DOJ's declining to change or eliminate the decrees is a positive for broadcasters, said Wilkinson Barker broadcast attorney David Oxenford. Since the consent decrees were reviewed late in President Barack Obama's administration and then again by the current DOJ, Delrahim’s proposal for periodic reviews is effectively the status quo, Oxenford said. DOJ has already been engaging in periodic reviews, said Benjamin Marks, a Weil Gotshal intellectual property lawyer. Marks told us it’s not clear what the Biden administration’s policies on music licensing will look like, but with back-to-back reviews of the consent decrees on the books, it seems unlikely that they would immediately take up the matter again.
ASCAP and BMI said in a joint statement they were disappointed no action was taken but encouraged by Delrahim’s remarks.
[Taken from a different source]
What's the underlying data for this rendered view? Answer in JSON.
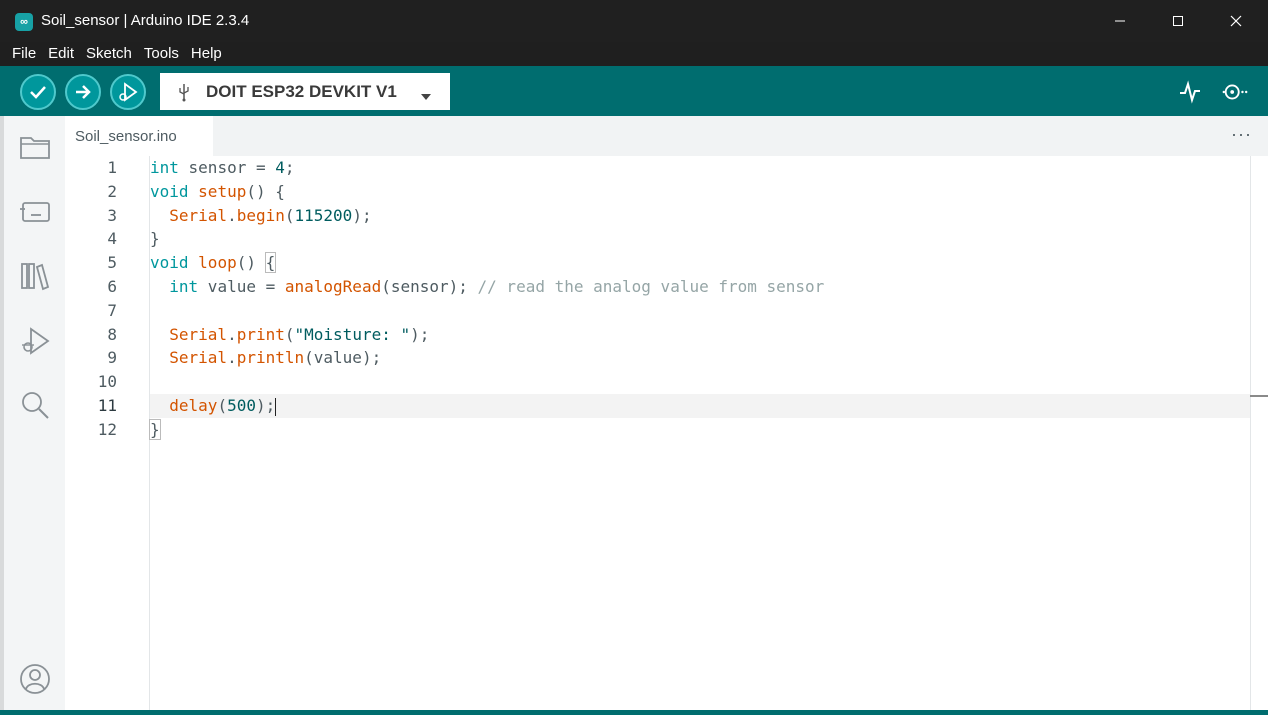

ASCAP CEO Elizabeth Matthews and BMI CEO Mike O’Neill noted a few of Delrahim’s points: “Songwriters are the backbone of the music marketplace and must be paid fairly; blanket licensing is incredibly efficient; ASCAP and BMI are innovating to serve the needs of the industry; greater competition and not compulsory licensing is the answer; and the value of music is best decided in a free market.”
The Digital Media Association supported the announcement. “Music licensing is complex, but throughout their existence, the decrees’ protections have fostered an efficient marketplace that in turn has been critical to the resurgence and growth of the music industry,” said DiMA President Garrett Levin. “The ability to fairly and efficiently license music to perform to the public benefits fans, songwriters and U.S. businesses alike and has been foundational in the establishment of a modern music system where more music is being listened to than ever before and more creators are being paid."
The MIC Coalition also welcomed DOJ’s decision: “Maintaining this framework will ensure that millions of American businesses can efficiently and fairly pay for the right to play and perform live and recorded music, which is crucial as venues struggle to open their doors again in the wake of the pandemic, and as more Americans access music from an ever-growing array of platforms.”
The decrees should be reviewed every five years to assess whether they continue to “achieve their objective to protect competition and whether modifications to the decrees are appropriate in light of changes in technology and the music industry,” Delrahim said, noting ASCAP and BMI control about “90% of the public performance licensing market.” DOJ should consider during further review increased competition in the licensing marketplace, “including increased direct licensing or technological developments that may affect the market,” he said.
Antitrust enforcers and Congress should continue to study network effects, in which a winner-take-all approach results in concentrated market power “in the hands of a very few number of players,” the outgoing antitrust chief said. Antitrust law is not about price effects; it’s about “effects on quality, and privacy can certainly be an element of quality.” Congress needs to explore the administration of antitrust law to see if changes are needed, he added: If courts decide Google violated antitrust law (see 2010300027), the administration of antitrust law is “something we really need to take a look at.”